Eiskunstlauf Verband
DEU schmeißt Trainer Steuer endgültig raus

Die Deutsche Eislauf-Union hat dem Stasi-belasteten Trainer Ingo Steuer endgültig gekündigt. Seinen Schützlingen Aljona Savchenko und Robin Szolkowy droht das gleiche Schicksal, sollten sie an Steuer festhalten.

Einen Schlussstrich hat die Deutsche Eislauf-Union (DEU) unter die Zusammenarbeit mit dem als Stasi-Mitarbeiter entlarvten Paarlauf-Coach Ingo Steuer gezogen und somit einen Konkurs voerst abgewendet. Das Bundesinnenministerium (BMI) hatte nämlich Fördergelder in Höhe von 200 000 Euro eingefroren, solange Steuer weiter als Trainer des Paares Aljona Savchenko und Robin Szolkowy tätig sein durfte. Entsprechend droht auch diesen das Karriere-Ende, sollten sie wie bisher auf einer Zusammenarbeit mit Steuer bestehen.

Nach Gesprächen mit dem im Juli neu gewählten DEU-Präsidium gab das BMI die Gelder mit sofortiger Wirkung wieder frei. "Wir sind durch die DEU von ihrer aktuellen Beschlusslage in Kenntnis gesetzt worden, daraufhin erfolgte die Auszahlung", bestätigte BMI-Sprecher Christian Sachs dem Sport-Informations-Dienst (sid).
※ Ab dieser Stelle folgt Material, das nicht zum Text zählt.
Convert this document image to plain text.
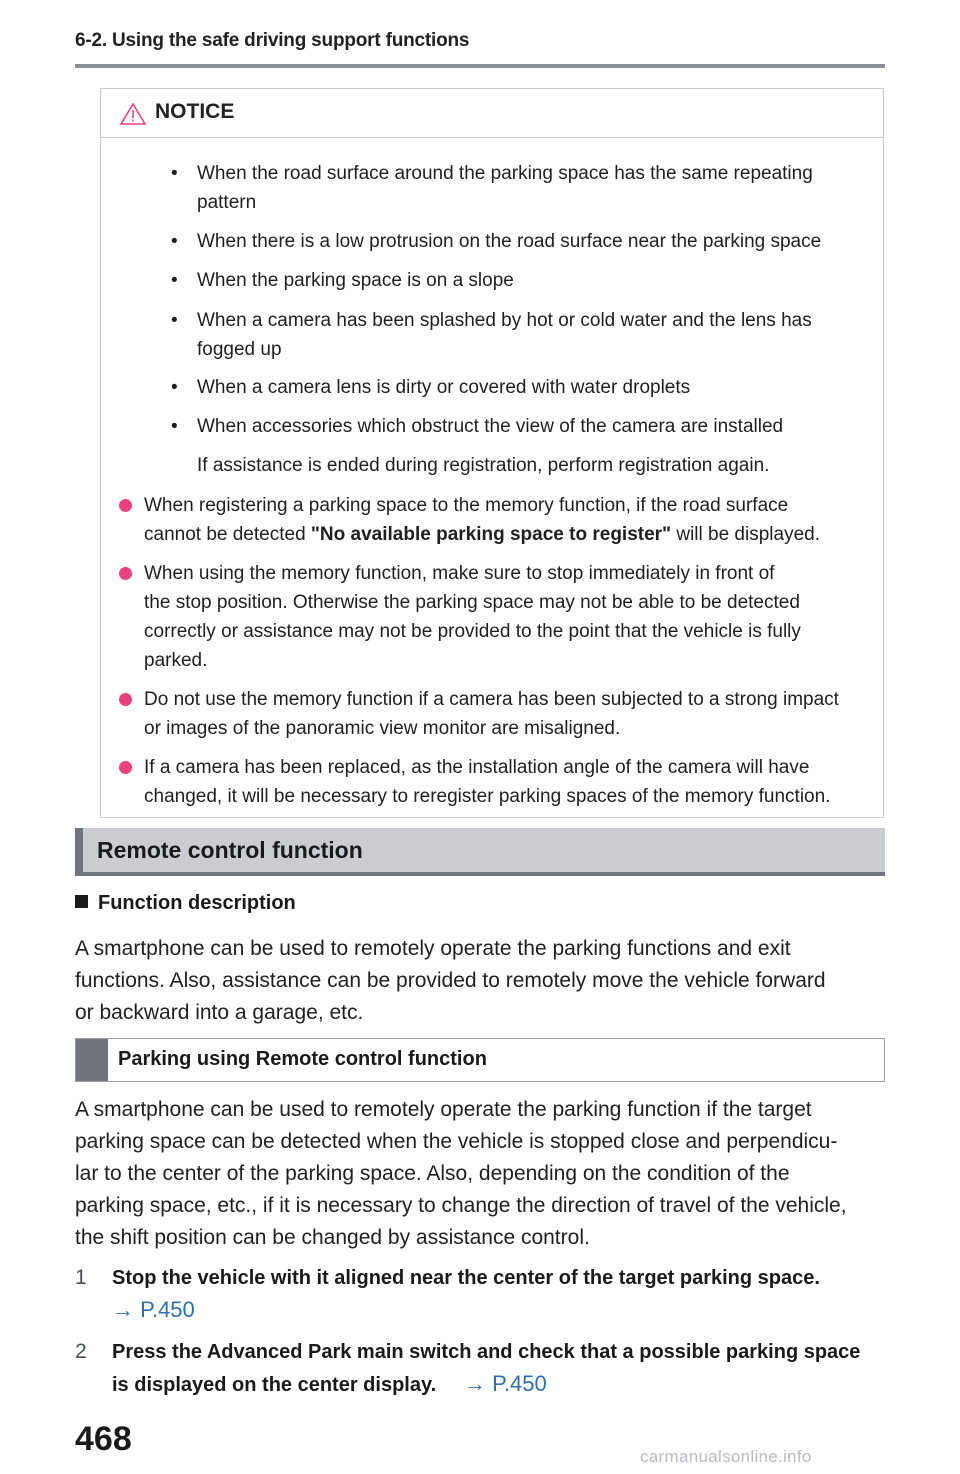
6-2. Using the safe driving support functions
NOTICE
• When the road surface around the parking space has the same repeating
pattern
• When there is a low protrusion on the road surface near the parking space
• When the parking space is on a slope
• When a camera has been splashed by hot or cold water and the lens has
fogged up
• When a camera lens is dirty or covered with water droplets
• When accessories which obstruct the view of the camera are installed
If assistance is ended during registration, perform registration again.
When registering a parking space to the memory function, if the road surface
cannot be detected "No available parking space to register" will be displayed.
When using the memory function, make sure to stop immediately in front of
the stop position. Otherwise the parking space may not be able to be detected
correctly or assistance may not be provided to the point that the vehicle is fully
parked.
Do not use the memory function if a camera has been subjected to a strong impact
or images of the panoramic view monitor are misaligned.
If a camera has been replaced, as the installation angle of the camera will have
changed, it will be necessary to reregister parking spaces of the memory function.
Remote control function
Function description
A smartphone can be used to remotely operate the parking functions and exit
functions. Also, assistance can be provided to remotely move the vehicle forward
or backward into a garage, etc.
Parking using Remote control function
A smartphone can be used to remotely operate the parking function if the target
parking space can be detected when the vehicle is stopped close and perpendicu-
lar to the center of the parking space. Also, depending on the condition of the
parking space, etc., if it is necessary to change the direction of travel of the vehicle,
the shift position can be changed by assistance control.
1 Stop the vehicle with it aligned near the center of the target parking space.
→ P.450
2 Press the Advanced Park main switch and check that a possible parking space
is displayed on the center display. → P.450
468	carmanualsonline.info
Das Einbehalten dieser Summe hatte den schon seit Jahren in finanziellen Schwierigkeiten steckenden Verband, der momentan eine Immobilie in München zu bestmöglichen Konditionen veräußern will, an den Rand der Zahlungsunfähigkeit gebracht.
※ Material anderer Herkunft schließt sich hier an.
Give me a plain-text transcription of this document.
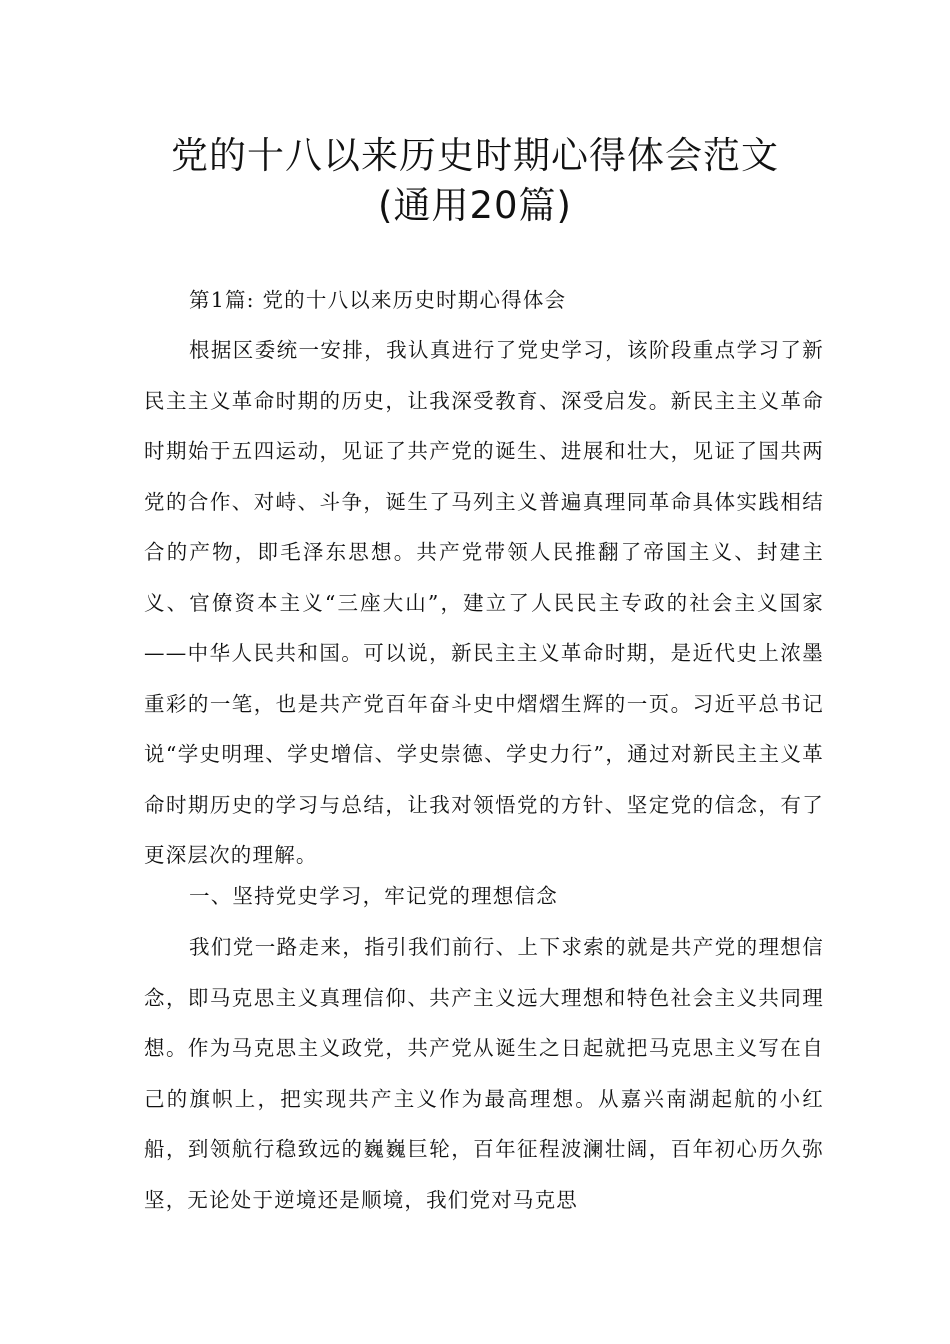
党的十八以来历史时期心得体会范文
(通用20篇)

第1篇: 党的十八以来历史时期心得体会

根据区委统一安排，我认真进行了党史学习，该阶段重点学习了新民主主义革命时期的历史，让我深受教育、深受启发。新民主主义革命时期始于五四运动，见证了共产党的诞生、进展和壮大，见证了国共两党的合作、对峙、斗争，诞生了马列主义普遍真理同革命具体实践相结合的产物，即毛泽东思想。共产党带领人民推翻了帝国主义、封建主义、官僚资本主义“三座大山”，建立了人民民主专政的社会主义国家——中华人民共和国。可以说，新民主主义革命时期，是近代史上浓墨重彩的一笔，也是共产党百年奋斗史中熠熠生辉的一页。习近平总书记说“学史明理、学史增信、学史崇德、学史力行”，通过对新民主主义革命时期历史的学习与总结，让我对领悟党的方针、坚定党的信念，有了更深层次的理解。

一、坚持党史学习，牢记党的理想信念

我们党一路走来，指引我们前行、上下求索的就是共产党的理想信念，即马克思主义真理信仰、共产主义远大理想和特色社会主义共同理想。作为马克思主义政党，共产党从诞生之日起就把马克思主义写在自己的旗帜上，把实现共产主义作为最高理想。从嘉兴南湖起航的小红船，到领航行稳致远的巍巍巨轮，百年征程波澜壮阔，百年初心历久弥坚，无论处于逆境还是顺境，我们党对马克思
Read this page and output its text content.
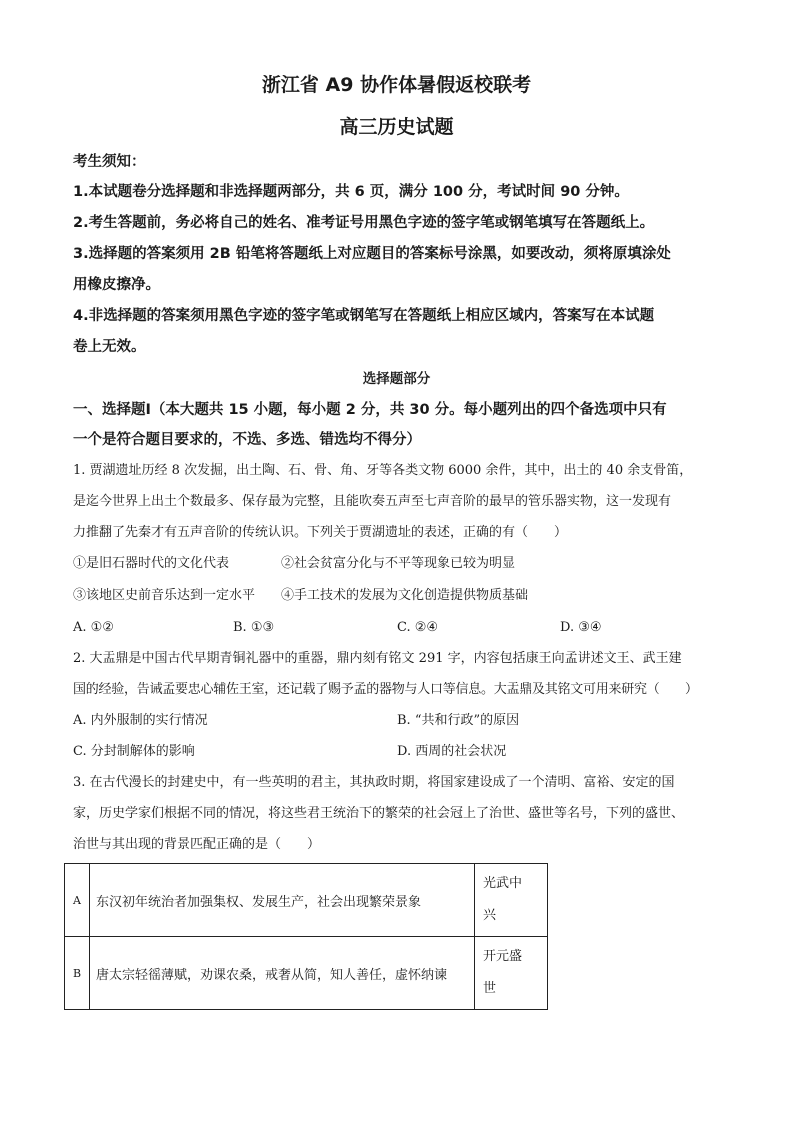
浙江省 A9 协作体暑假返校联考
高三历史试题
考生须知：
1.本试题卷分选择题和非选择题两部分，共 6 页，满分 100 分，考试时间 90 分钟。
2.考生答题前，务必将自己的姓名、准考证号用黑色字迹的签字笔或钢笔填写在答题纸上。
3.选择题的答案须用 2B 铅笔将答题纸上对应题目的答案标号涂黑，如要改动，须将原填涂处
用橡皮擦净。
4.非选择题的答案须用黑色字迹的签字笔或钢笔写在答题纸上相应区域内，答案写在本试题
卷上无效。
选择题部分
一、选择题Ⅰ（本大题共 15 小题，每小题 2 分，共 30 分。每小题列出的四个备选项中只有
一个是符合题目要求的，不选、多选、错选均不得分）
1. 贾湖遗址历经 8 次发掘，出土陶、石、骨、角、牙等各类文物 6000 余件，其中，出土的 40 余支骨笛，
是迄今世界上出土个数最多、保存最为完整，且能吹奏五声至七声音阶的最早的管乐器实物，这一发现有
力推翻了先秦才有五声音阶的传统认识。下列关于贾湖遗址的表述，正确的有（　　）
①是旧石器时代的文化代表	②社会贫富分化与不平等现象已较为明显
③该地区史前音乐达到一定水平 ④手工技术的发展为文化创造提供物质基础
A. ①②	B. ①③	C. ②④	D. ③④
2. 大盂鼎是中国古代早期青铜礼器中的重器，鼎内刻有铭文 291 字，内容包括康王向孟讲述文王、武王建
国的经验，告诫孟要忠心辅佐王室，还记载了赐予孟的器物与人口等信息。大盂鼎及其铭文可用来研究（　　）
A. 内外服制的实行情况	B. “共和行政”的原因
C. 分封制解体的影响	D. 西周的社会状况
3. 在古代漫长的封建史中，有一些英明的君主，其执政时期，将国家建设成了一个清明、富裕、安定的国
家，历史学家们根据不同的情况，将这些君王统治下的繁荣的社会冠上了治世、盛世等名号，下列的盛世、
治世与其出现的背景匹配正确的是（　　）
A	东汉初年统治者加强集权、发展生产，社会出现繁荣景象	光武中
兴
B	唐太宗轻徭薄赋，劝课农桑，戒奢从简，知人善任，虚怀纳谏	开元盛
世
Das BMI war hellhörig geworden, nachdem Presseberichte über eine geplante private Finanzierung des 39 Jahre alte Coachs in der Öffentlichkeit die Runde machten. "Die Möglichkeit einer privat finanzierten Tätigkeit wurde diskutiert, aber eine Entscheidung darüber ausdrücklich offen gehalten", hieß es dazu in einer am Mittwoch verbreiteten DEU-Presseerklärung.
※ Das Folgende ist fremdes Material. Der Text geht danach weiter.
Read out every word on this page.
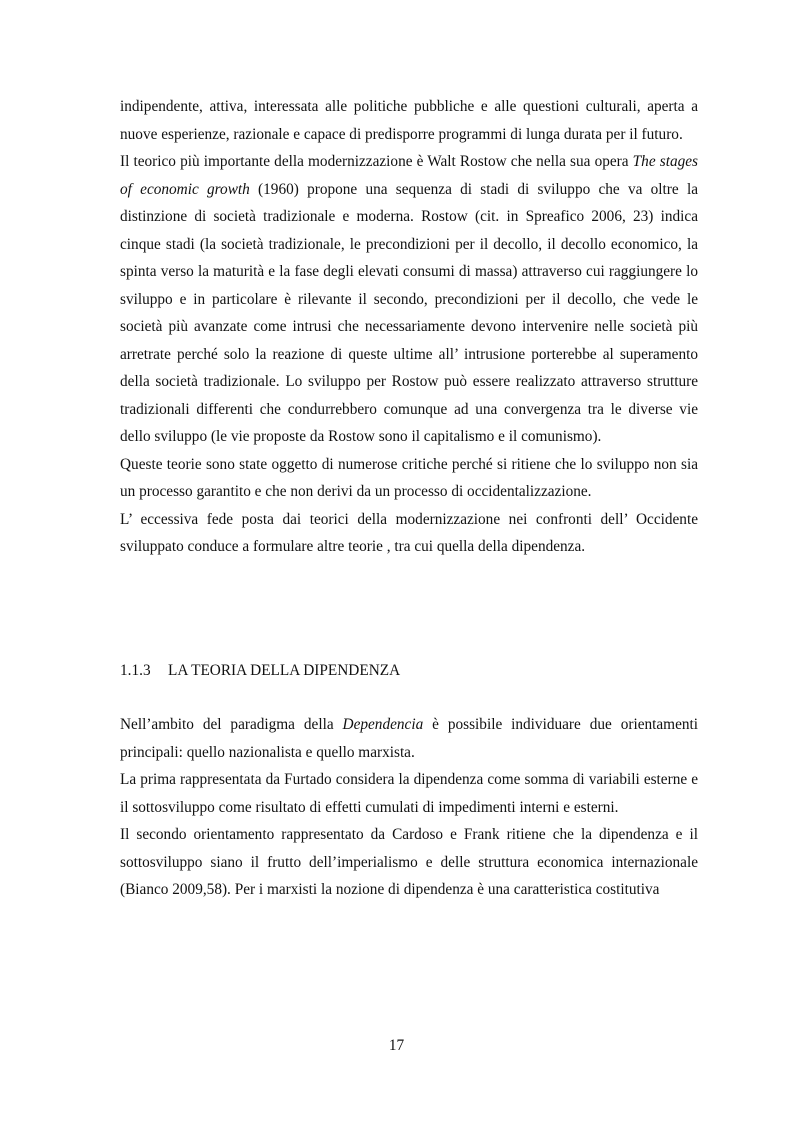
indipendente, attiva, interessata alle politiche pubbliche e alle questioni culturali, aperta a nuove esperienze, razionale e capace di predisporre programmi di lunga durata per il futuro.

Il teorico più importante della modernizzazione è Walt Rostow che nella sua opera The stages of economic growth (1960) propone una sequenza di stadi di sviluppo che va oltre la distinzione di società tradizionale e moderna. Rostow (cit. in Spreafico 2006, 23) indica cinque stadi (la società tradizionale, le precondizioni per il decollo, il decollo economico, la spinta verso la maturità e la fase degli elevati consumi di massa) attraverso cui raggiungere lo sviluppo e in particolare è rilevante il secondo, precondizioni per il decollo, che vede le società più avanzate come intrusi che necessariamente devono intervenire nelle società più arretrate perché solo la reazione di queste ultime all’ intrusione porterebbe al superamento della società tradizionale. Lo sviluppo per Rostow può essere realizzato attraverso strutture tradizionali differenti che condurrebbero comunque ad una convergenza tra le diverse vie dello sviluppo (le vie proposte da Rostow sono il capitalismo e il comunismo).

Queste teorie sono state oggetto di numerose critiche perché si ritiene che lo sviluppo non sia un processo garantito e che non derivi da un processo di occidentalizzazione.

L’ eccessiva fede posta dai teorici della modernizzazione nei confronti dell’ Occidente sviluppato conduce a formulare altre teorie , tra cui quella della dipendenza.

1.1.3 LA TEORIA DELLA DIPENDENZA

Nell’ambito del paradigma della Dependencia è possibile individuare due orientamenti principali: quello nazionalista e quello marxista.

La prima rappresentata da Furtado considera la dipendenza come somma di variabili esterne e il sottosviluppo come risultato di effetti cumulati di impedimenti interni e esterni.

Il secondo orientamento rappresentato da Cardoso e Frank ritiene che la dipendenza e il sottosviluppo siano il frutto dell’imperialismo e delle struttura economica internazionale (Bianco 2009,58). Per i marxisti la nozione di dipendenza è una caratteristica costitutiva

17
Adäquater Ersatz angeboten

Als adäquaten Ersatz für den 39 Jahre alten Coach, der Ende Januar als IM "Torsten" entlarvt worden war, bietet der Verband dem Eislauf-Paar nach wie vor zwei renommierte Trainer an. Sollten sich die Chemnitzer für die Russin Tamara Moskwina entscheiden, könnten sie sogar in Sachsen bleiben. Ein Wechsel von Steuer zu Moskwinas Landsmann Oleg Wasiljew, der bei den Olympischen Spielen von Turin Tatjana Totmianina und Maxim Marinin zur Paarlauf-Goldmedaille geführt hatte, würde hingegen einen Umzug nach Chicago nach sich ziehen. "Die Finanzierung dieser Trainer wurde dem Paar zugesagt", hieß es jedenfalls in der DEU-Mitteilung.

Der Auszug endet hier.